Lo miro, lo levanto en el
aire, lo giro y lo analizo desde el reflejo encandilado del cielo de la mañana.
“¿Y si girás más lento?”, le ruego en silencio. Pero nada. Sigue su curso. Y,
al cabo de un rato, yo también sigo el mío.
Tecleo un par de letras de
más y me veo obligado a borrar: cuatro espacios atrás. De repente, miro la
blancura de la pared que descansa más allá de los bordes del escritorio. Y ahí
me quedo unos minutos: pienso, pienso, pienso. “Tenemos que vernos más”,
resoplo en mi cabeza. El cursor titila en su espera paciente mientras me
desespero con calma. Vuelvo a teclear: cuatro espacios adelante.

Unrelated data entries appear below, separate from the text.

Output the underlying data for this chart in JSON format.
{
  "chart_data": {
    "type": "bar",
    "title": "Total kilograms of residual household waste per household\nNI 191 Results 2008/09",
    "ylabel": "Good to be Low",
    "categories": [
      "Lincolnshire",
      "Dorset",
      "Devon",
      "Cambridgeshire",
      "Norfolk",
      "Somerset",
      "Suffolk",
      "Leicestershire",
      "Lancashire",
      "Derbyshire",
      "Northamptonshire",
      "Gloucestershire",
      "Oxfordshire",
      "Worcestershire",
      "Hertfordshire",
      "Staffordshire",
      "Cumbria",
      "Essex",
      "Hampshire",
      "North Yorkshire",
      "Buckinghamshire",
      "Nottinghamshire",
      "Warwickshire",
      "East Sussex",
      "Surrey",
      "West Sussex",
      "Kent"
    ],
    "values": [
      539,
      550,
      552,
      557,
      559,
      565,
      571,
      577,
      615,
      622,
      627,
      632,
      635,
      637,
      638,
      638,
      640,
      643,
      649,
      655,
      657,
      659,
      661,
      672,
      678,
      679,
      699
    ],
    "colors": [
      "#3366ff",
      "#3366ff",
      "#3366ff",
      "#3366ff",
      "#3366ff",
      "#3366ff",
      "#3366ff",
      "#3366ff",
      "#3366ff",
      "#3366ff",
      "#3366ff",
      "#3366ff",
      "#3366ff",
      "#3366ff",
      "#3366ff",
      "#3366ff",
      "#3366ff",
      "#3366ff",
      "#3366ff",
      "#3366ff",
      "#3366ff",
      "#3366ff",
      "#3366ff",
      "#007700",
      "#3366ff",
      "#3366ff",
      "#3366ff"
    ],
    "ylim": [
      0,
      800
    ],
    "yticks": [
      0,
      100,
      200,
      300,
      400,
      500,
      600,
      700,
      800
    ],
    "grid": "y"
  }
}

Por primera vez en el día,
tengo hambre. El mate me sabe a poco y el agua caliente ya me revolvió el
estómago. Apenas pasa del mediodía, pero siento que muero por comer algo tan
dulce como un viento de dulce de leche. “Nunca me animé a decirle que le quiero
comer la boca”, sonrío y me achucho de solo pensarlo: no en decirlo, sino en
hacerlo. Tomo otro mate y sigo trabajando.
La miro, la esquivo y al
final sucumbo sobre sus encantos: me recuesto y me tapo con una manta. Una vez
alguien me dijo que las siestas se duermen con la ropa con la que uno ya venía
y sin abrir la cama ni tocar las sábanas. Aunque… también me han dicho que
nadie puede sentirse así desde la
lejana distancia de solo haberse visto un par de veces… Me doy media vuelta y
cierro los ojos.
El tiempo no sonó a las
nueve, pero la sensación agobiante de la oscuridad me despierta con la
empecinada idea de que llego tarde. La ducha no me despierta y camino dormido.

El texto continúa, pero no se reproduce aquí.